Her human body flickered, and for a brief moment her true form appeared. Her figure was skeletal, a hollow in her chest where a heat once beat, vines crawling between the cracks of her ribcage, and sadness filling in the empty spaces. Her face was brutally beautiful, sharp cheekbones and slanted eyes that were wholly black, her lips peeling back to show the needle thin teeth that were pointed at the ends.
A few more seconds, she thought as her body fought to choose which form it should take, flickering rapidly between the barely passable human and the creature that laid beneath. Enough for him to finish his goodbyes.
For, as she’d scuttled across the too clean floor, the boy had peered out beneath his heavy eyelids, pleading for her to let his Dream live as long as possible, not so he could hold onto hope but rather so he could finish the stack of letter beneath his bed. Each was carefully labeled with various names of what she could only assume were family members.
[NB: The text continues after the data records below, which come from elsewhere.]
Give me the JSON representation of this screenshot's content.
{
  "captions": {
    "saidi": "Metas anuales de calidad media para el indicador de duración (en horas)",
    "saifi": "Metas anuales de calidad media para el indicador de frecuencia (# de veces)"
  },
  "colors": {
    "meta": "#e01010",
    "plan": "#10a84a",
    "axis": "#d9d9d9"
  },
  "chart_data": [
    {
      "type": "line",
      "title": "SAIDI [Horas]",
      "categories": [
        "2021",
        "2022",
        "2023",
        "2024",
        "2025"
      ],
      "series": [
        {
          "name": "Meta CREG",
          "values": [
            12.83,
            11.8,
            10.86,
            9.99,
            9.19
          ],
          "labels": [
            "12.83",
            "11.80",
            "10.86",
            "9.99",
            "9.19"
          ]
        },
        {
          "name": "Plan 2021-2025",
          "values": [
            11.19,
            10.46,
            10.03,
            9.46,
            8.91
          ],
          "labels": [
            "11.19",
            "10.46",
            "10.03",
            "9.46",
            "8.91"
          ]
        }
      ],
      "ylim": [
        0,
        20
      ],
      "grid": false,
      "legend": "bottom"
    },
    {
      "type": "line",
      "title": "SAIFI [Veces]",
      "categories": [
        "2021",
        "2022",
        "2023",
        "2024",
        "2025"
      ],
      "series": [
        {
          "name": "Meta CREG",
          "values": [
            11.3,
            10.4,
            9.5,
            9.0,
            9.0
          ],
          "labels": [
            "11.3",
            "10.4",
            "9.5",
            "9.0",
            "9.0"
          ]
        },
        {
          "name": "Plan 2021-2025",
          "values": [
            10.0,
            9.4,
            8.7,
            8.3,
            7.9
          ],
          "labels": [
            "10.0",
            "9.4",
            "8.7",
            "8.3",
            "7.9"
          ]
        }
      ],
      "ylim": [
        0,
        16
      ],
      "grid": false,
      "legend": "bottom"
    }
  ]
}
With a sigh that scraped against her thorn filled throat, she dropped the Dream, watching it hang in limbo for a split second, still fighting to ascend and become one of the stars that dangled overhead. Then it dropped, a screech piercing through the silence, a shudder running along the land.
She wasn’t a reaper, she didn’t take souls or mark a red X on someone when it became their turn to die, but at that moment, she felt like Death himself.